Simulate a stack supporting push, pop, top, and getMin in O(1) time.

Constraints

  • operations contain push/pop/top/getMin

Examples

Input: ((('push', 3), ('push', 1), ('getMin',), ('push', 2), ('top',), ('pop',), ('getMin',)),)

Expected Output: [1, 2, 2, 1]

Explanation: Minimum tracks stack state.

Input: ((('getMin',), ('pop',)),)

Expected Output: [None, None]

Explanation: Empty stack operations return None.

Input: ((('push', 5), ('push', 5), ('pop',), ('getMin',)),)

Expected Output: [5, 5]

Explanation: Duplicate minimum.

Hints

  1. Maintain a parallel stack of minimum values.

MaxStack Operations

Simulate push, pop, top, peekMax, and popMax; popMax removes the most recently pushed maximum on ties.

Constraints

  • For this grader, a list implementation is acceptable

Examples

Input: ((('push', 5), ('push', 1), ('push', 5), ('top',), ('popMax',), ('top',), ('peekMax',), ('pop',), ('top',)),)
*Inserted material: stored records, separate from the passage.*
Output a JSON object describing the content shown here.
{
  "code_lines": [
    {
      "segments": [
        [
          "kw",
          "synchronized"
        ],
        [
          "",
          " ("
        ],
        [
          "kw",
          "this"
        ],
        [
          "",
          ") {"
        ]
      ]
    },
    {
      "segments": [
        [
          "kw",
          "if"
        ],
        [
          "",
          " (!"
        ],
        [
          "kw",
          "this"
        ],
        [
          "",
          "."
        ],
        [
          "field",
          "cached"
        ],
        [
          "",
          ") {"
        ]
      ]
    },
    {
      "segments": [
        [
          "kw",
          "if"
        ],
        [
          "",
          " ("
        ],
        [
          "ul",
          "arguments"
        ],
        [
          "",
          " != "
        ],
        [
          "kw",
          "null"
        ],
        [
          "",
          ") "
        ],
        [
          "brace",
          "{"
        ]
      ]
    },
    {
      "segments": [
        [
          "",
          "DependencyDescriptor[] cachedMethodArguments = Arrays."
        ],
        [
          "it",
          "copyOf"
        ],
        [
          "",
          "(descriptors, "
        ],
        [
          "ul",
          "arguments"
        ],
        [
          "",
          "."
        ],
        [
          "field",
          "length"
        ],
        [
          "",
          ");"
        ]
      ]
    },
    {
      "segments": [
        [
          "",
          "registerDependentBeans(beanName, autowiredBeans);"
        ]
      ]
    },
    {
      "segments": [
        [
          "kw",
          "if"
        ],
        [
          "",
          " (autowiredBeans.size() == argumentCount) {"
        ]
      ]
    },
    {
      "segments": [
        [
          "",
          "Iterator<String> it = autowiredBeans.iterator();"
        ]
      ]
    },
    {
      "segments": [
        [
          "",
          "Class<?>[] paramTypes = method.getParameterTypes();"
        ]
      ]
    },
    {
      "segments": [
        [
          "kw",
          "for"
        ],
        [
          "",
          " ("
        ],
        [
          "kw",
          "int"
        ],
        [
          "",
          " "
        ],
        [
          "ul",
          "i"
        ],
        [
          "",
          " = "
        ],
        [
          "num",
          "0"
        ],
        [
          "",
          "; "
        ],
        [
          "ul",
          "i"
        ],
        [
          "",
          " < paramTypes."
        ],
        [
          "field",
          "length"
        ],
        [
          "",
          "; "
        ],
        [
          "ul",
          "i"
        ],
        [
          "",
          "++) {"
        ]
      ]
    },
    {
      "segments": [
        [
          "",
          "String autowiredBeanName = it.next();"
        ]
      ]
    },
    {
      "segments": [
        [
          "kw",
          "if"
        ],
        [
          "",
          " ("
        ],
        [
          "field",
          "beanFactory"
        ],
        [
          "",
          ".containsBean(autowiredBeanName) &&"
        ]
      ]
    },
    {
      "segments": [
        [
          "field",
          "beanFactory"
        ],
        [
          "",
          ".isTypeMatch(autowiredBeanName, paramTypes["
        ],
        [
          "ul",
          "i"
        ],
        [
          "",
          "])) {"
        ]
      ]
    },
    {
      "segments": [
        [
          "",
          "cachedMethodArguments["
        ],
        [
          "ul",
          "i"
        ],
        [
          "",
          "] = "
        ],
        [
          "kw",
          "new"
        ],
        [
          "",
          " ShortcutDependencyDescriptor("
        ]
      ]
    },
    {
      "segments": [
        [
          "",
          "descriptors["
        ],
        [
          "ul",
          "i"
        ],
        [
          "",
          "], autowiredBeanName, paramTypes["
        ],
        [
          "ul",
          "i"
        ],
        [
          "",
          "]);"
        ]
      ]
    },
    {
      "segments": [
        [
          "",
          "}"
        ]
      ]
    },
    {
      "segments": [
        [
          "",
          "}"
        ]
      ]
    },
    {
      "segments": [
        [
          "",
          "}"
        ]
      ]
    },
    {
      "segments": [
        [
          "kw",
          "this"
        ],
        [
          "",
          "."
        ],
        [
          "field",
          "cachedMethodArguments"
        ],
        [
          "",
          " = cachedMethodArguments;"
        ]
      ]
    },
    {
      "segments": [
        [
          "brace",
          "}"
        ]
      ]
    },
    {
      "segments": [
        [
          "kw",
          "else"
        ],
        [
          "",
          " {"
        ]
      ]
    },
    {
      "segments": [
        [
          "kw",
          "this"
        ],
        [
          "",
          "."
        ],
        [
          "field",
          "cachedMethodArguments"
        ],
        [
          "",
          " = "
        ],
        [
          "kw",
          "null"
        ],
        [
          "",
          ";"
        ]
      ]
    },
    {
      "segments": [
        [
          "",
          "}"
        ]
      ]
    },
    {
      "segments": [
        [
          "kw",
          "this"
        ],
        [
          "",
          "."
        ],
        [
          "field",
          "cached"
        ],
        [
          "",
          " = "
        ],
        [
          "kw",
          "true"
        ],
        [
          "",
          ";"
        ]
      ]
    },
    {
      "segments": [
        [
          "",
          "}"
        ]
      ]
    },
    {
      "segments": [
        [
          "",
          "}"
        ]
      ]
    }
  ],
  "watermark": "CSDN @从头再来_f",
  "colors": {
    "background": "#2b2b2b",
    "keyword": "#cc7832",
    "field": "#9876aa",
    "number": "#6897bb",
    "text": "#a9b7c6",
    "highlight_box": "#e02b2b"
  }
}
Expected Output: [5, 5, 1, 5, 1, 5]

Explanation: Standard MaxStack behavior.

Input: ((('popMax',), ('push', 2), ('peekMax',)),)

Expected Output: [None, 2]

Explanation: Empty popMax returns None.

Input: ((('push', 3), ('push', 3), ('popMax',), ('pop',)),)

Expected Output: [3, 3]

Explanation: Tie removes the topmost maximum.

Hints

  1. Track the stack order; popMax scans from the top for the maximum.

Median of a Data Stream

Return the running median after each inserted number.

Constraints

  • nums may contain duplicates and negatives

Examples

Input: ([1, 2, 3],)

Expected Output: [1.0, 1.5, 2.0]

Explanation: Increasing stream.

Input: ([5, 15, 1, 3],)

Expected Output: [5.0, 10.0, 5.0, 4.0]

Explanation: Even and odd counts.

Input: ([-1, -2, -3],)

Expected Output: [-1.0, -1.5, -2.0]

Explanation: Negative numbers.

Input: ([],)

Expected Output: []

Explanation: Empty stream.

Hints

  1. Keep a max-heap for the lower half and a min-heap for the upper half.

Upward Path Sum in a Binary Tree

Given a level-order binary tree, return whether any ancestor-chain path sums to target.

Constraints

  • level_order uses None for missing nodes

Examples

Input: ([1, 2, 3, 4, 5], 7)

Expected Output: True

Explanation: Path 2 -> 5 upward has sum 7.

Input: ([1, -2, 3, None, 4], 2)

Expected Output: True

Explanation: Path -2 -> 4 has sum 2.

Input: ([5], 5)

Expected Output: True

Explanation: Single node path.

Input: ([], 1)

Expected Output: False

Explanation: Empty tree.

Hints

  1. An upward path is the reverse of a suffix of the current root-to-node path.